Adai, a nutrient-rich, protein-packed pancake-like dish, hails from the Southern part of India, particularly Tamil Nadu. It is a culinary testament to the region's agricultural bounty, as it cleverly combines various lentils and rice, all staples of the South Indian diet, into one wholesome dish. Traditionally, Adai is enjoyed with a side of Aviyal - a mixed vegetable curry - a combination believed to be as old as the Tamil language itself. It is not uncommon to find versions of Adai in different households, each with their unique twist, a testament to the recipe's versatility. The dish is often prepared during the Pongal festival and is a cherished breakfast or dinner option, especially during the winter months when its warmth and nutritional content are most needed.
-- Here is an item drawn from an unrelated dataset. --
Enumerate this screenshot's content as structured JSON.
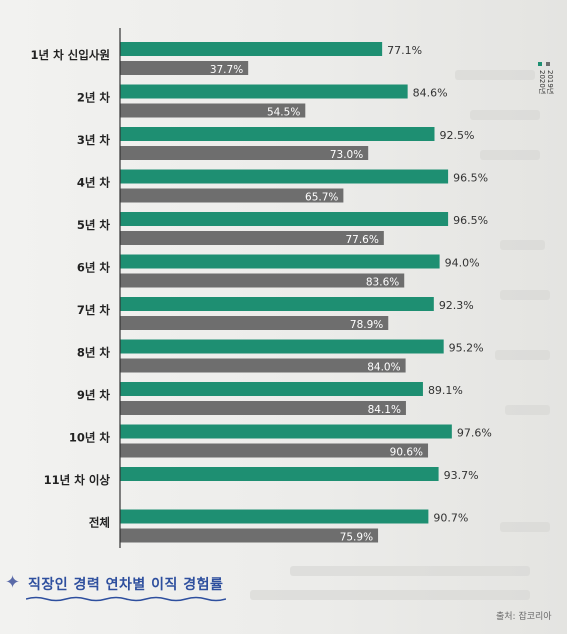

Disclaimer: This recipe was not created by humans and we cannot ensure that it will turn out as expected. We do not guarantee or take any liability for the accuracy of this recipe (including steps, ingredients, nutritional information, and all sections on this page). You should check to make sure you are not allergic to any ingredients and take safety precautions while making this. The images on this page are generated by AI and may not accurately represent the result of making this recipe.